June 19, 2020 at 1:54 pm
Hi All,
I have one table in that 10 triggers are there, due to this, it takes more time while insert and updates record in the table.
1. For Insert triggers - 4
2. For update triggers -6 (On different columns).
Can anyone know how to sort this issue?
Can I merge triggers in one single For update or For Insert trigger, means is it beneficial in term of performance
Kindly replay if anyone knows.
Thanks in advance.
June 19, 2020 at 2:00 pm
Yes, I would expect a single, optimised, trigger to perform better.
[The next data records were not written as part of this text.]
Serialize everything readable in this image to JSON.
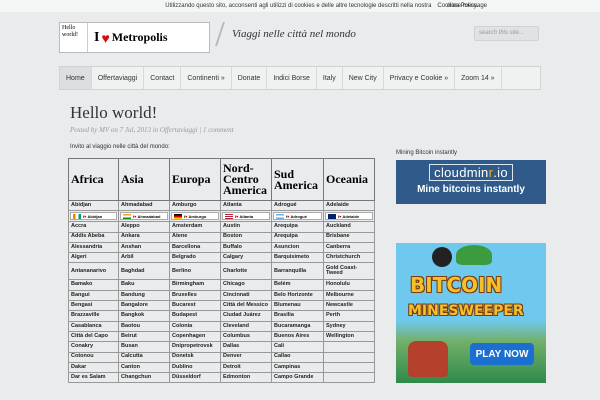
{
  "cookie_bar": {
    "text": "Utilizzando questo sito, acconsenti agli utilizzi di cookies e delle altre tecnologie descritti nella nostra",
    "policy_link": "Cookies Policy.",
    "close_link": "close message"
  },
  "header": {
    "logo_small_line1": "Hello",
    "logo_small_line2": "world!",
    "logo_i": "I",
    "logo_heart": "♥",
    "logo_name": "Metropolis",
    "tagline": "Viaggi nelle città nel mondo",
    "search_placeholder": "search this site..."
  },
  "nav": [
    {
      "label": "Home",
      "active": true
    },
    {
      "label": "Offertaviaggi"
    },
    {
      "label": "Contact"
    },
    {
      "label": "Continenti »"
    },
    {
      "label": "Donate"
    },
    {
      "label": "Indici Borse"
    },
    {
      "label": "Italy"
    },
    {
      "label": "New City"
    },
    {
      "label": "Privacy e Cookie »"
    },
    {
      "label": "Zoom 14 »"
    }
  ],
  "post": {
    "title": "Hello world!",
    "meta": "Posted by MV on 7 Jul, 2013 in Offertaviaggi | 1 comment",
    "intro": "Invito al viaggio nelle città del mondo:"
  },
  "table": {
    "headers": [
      "Africa",
      "Asia",
      "Europa",
      "Nord-Centro America",
      "Sud America",
      "Oceania"
    ],
    "first_row": [
      "Abidjan",
      "Ahmadabad",
      "Amburgo",
      "Atlanta",
      "Adrogué",
      "Adelaide"
    ],
    "banner_row": [
      "Abidjan",
      "Ahmadabad",
      "Amburgo",
      "Atlanta",
      "Adrogué",
      "Adelaide"
    ],
    "rows": [
      [
        "Accra",
        "Aleppo",
        "Amsterdam",
        "Austin",
        "Arequipa",
        "Auckland"
      ],
      [
        "Addis Abeba",
        "Ankara",
        "Atene",
        "Boston",
        "Arequipa",
        "Brisbane"
      ],
      [
        "Alessandria",
        "Anshan",
        "Barcellona",
        "Buffalo",
        "Asuncion",
        "Canberra"
      ],
      [
        "Algeri",
        "Arbil",
        "Belgrado",
        "Calgary",
        "Barquisimeto",
        "Christchurch"
      ],
      [
        "Antananarivo",
        "Baghdad",
        "Berlino",
        "Charlotte",
        "Barranquilla",
        "Gold Coast-Tweed"
      ],
      [
        "Bamako",
        "Baku",
        "Birmingham",
        "Chicago",
        "Belém",
        "Honolulu"
      ],
      [
        "Bangui",
        "Bandung",
        "Bruxelles",
        "Cincinnati",
        "Belo Horizonte",
        "Melbourne"
      ],
      [
        "Bengasi",
        "Bangalore",
        "Bucarest",
        "Città del Messico",
        "Blumenau",
        "Newcastle"
      ],
      [
        "Brazzaville",
        "Bangkok",
        "Budapest",
        "Ciudad Juárez",
        "Brasilia",
        "Perth"
      ],
      [
        "Casablanca",
        "Baotou",
        "Colonia",
        "Cleveland",
        "Bucaramanga",
        "Sydney"
      ],
      [
        "Città del Capo",
        "Beirut",
        "Copenhagen",
        "Columbus",
        "Buenos Aires",
        "Wellington"
      ],
      [
        "Conakry",
        "Busan",
        "Dnipropetrovsk",
        "Dallas",
        "Cali",
        ""
      ],
      [
        "Cotonou",
        "Calcutta",
        "Donetsk",
        "Denver",
        "Callao",
        ""
      ],
      [
        "Dakar",
        "Canton",
        "Dublino",
        "Detroit",
        "Campinas",
        ""
      ],
      [
        "Dar es Salam",
        "Changchun",
        "Düsseldorf",
        "Edmonton",
        "Campo Grande",
        ""
      ]
    ]
  },
  "sidebar": {
    "ad1_label": "Mining Bitcoin instantly",
    "ad1_logo_a": "cloudmin",
    "ad1_logo_dot": "r",
    "ad1_logo_b": ".io",
    "ad1_text": "Mine bitcoins instantly",
    "ad2_title1": "BITCOIN",
    "ad2_title2": "MINESWEEPER",
    "ad2_button": "PLAY NOW"
  }
}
The best way to confirm this, of course, is to make the changes in a test environment and check for yourself.
The absence of evidence is not evidence of absence
- Martin Rees
The absence of consumable DDL, sample data and desired results is, however, evidence of the absence of my response
- Phil Parkin
June 19, 2020 at 4:58 pm
Technically, you could even bump that down to 1 trigger instead of 2 by having it as a for update AND insert. Doing it as 1 trigger might not help performance (may hurt performance actually) as you then have to bake some logic in to check if it is an insert or update.
I do agree with Phil that reducing the number of triggers and optimizing them will give better performance. On top of that, removing the trigger and updating the stored procedure that does the insert could even take that a step further in performance improvements.
Either way (as Phil said) testing is critical to this. Test current state multipile times to get a good estimate of performance, and test multiple times with the new solution. begin transaction and rollback transaction will be your friend if you need to modify data - it will hurt the performance metrics, but will help prevent data changes so you can ensure performance changes are not due to data changes. Had a SQL query that when run on live or dev environments completed in under 2 minutes. Ran it on the test environment and it was nearly a 3 hour wait. Spent a bit of time confirming the environemnts were configured the same OR that the test environment was better (test had more max memory than dev, but less than live). Was not running out of memory; the problem was data differences. Added 2 indexes onto test and it completed in under 2 minutes like dev and live. This change did not need to propagate up or down to dev and live as they performed good enough for this task and next data refresh of test will correct the issue. Just a cautionary tale about how data changes can cause performance differences in a query when doing performance tuning.
Last thing to note about triggers is that they fire 1 at a time, but in an order determined by SQL at the time it is fired. You can force the order (somewhat) and it is discussed more here:
https://www.mssqltips.com/sqlservertip/1409/forcing-trigger-firing-order-in-sql-server/
By having fewer triggers (1 or 2), you can control the order of operations on the trigger much better.
The above is all just my opinion on what you should do.
As with all advice you find on a random internet forum - you shouldn't blindly follow it. Always test on a test server to see if there is negative side effects before making changes to live!
I recommend you NEVER run "random code" you found online on any system you care about UNLESS you understand and can verify the code OR you don't care if the code trashes your system.